Can you solve this equation?

Time Limit: 2000/1000 MS (Java/Others)    Memory Limit: 32768/32768 K (Java/Others)
Total Submission(s): 14802    Accepted Submission(s): 6597

Problem Description

Now,given the equation 8*x^4 + 7*x^3 + 2*x^2 + 3*x + 6 == Y,can you find its solution between 0 and 100;
Now please try your lucky.

 

Input

The first line of the input contains an integer T(1<=T<=100) which means the number of test cases.

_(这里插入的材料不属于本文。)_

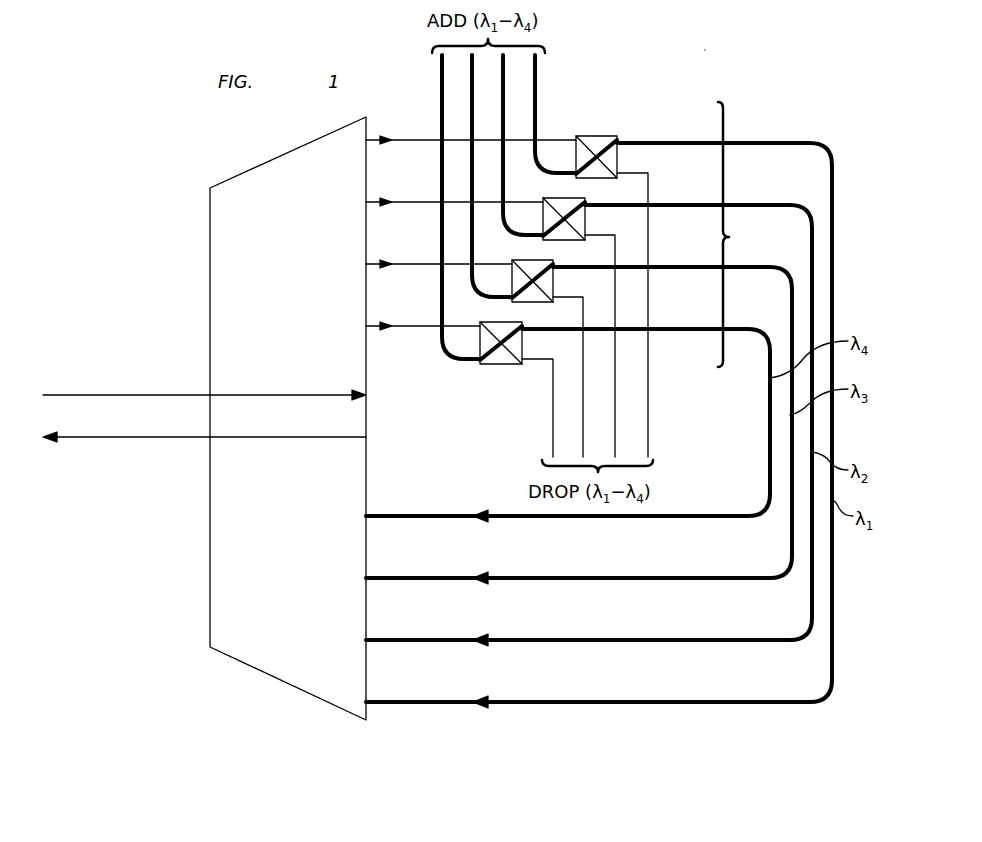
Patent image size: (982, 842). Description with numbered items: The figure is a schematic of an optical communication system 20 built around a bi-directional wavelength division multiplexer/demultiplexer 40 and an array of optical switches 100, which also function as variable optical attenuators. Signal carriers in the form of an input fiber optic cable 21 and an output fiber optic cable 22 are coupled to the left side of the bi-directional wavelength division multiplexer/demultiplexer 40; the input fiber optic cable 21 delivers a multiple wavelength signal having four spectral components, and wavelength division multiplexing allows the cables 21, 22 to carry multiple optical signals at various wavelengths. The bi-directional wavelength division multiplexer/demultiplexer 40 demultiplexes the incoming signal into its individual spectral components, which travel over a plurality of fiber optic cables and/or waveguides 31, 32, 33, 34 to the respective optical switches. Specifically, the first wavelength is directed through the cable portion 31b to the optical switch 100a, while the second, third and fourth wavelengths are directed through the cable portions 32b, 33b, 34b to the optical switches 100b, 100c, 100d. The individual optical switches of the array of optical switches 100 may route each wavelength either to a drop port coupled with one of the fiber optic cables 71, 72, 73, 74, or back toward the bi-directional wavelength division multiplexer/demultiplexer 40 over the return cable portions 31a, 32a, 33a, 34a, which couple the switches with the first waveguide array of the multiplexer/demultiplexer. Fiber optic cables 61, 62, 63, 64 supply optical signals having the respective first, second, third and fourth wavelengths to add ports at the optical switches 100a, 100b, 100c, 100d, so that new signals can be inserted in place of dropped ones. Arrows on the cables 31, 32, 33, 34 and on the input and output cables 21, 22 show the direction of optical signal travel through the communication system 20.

Then T lines follow, each line has a real number Y (fabs(Y) <= 1e10);

 

Output

For each test case, you should just output one real number(accurate up to 4 decimal places),which is the solution of the equation,or “No solution!”,if there is no solution for the equation between 0 and 100.

 

Sample Input

2

100

-4

 

Sample Output

1.6152

No solution!

 

题意：给一个y值，求方程在0到100之间有没有解。

思路：二分。

#include <iostream>
#include <cstdio>
#include <cmath>
using namespace std;

#define eps 0.000001

int t;
double y;

double f(double x){
    return 8.0*x*x*x*x+7.0*x*x*x+2.0*x*x+3.0*x+6.0;
}

//递归版eps二分
double b_srch(double begin, double end){
    double mid = (begin + end) / 2;
    double ret;
    double result = f(mid);
    if(fabs(result - y) < eps){
        return mid;
    }
    else if(result > y){
        ret = b_srch(begin, mid);
    }
    else if(result < y){
        ret = b_srch(mid, end);
    }
    return ret;
}

//循环版eps二分
double b_srch2(double begin, double end){
    double mid = (begin + end) / 2;
    while(fabs(f(mid) - y) > eps){
        if(f(mid) > y){
            end = mid;
        }
        else{
            begin = mid;
        }
        mid = (begin + end) / 2;
    }
    return mid;
}

int main()
{
    scanf("%d", &t);
    while(t--){
        scanf("%lf", &y);
        if(y < 6 || y > 807020306){
            printf("No solution!\n");
        }
        else{
            double result = b_srch(0, 100);
            printf("%.4f\n", result);
        }
    }
    return 0;
}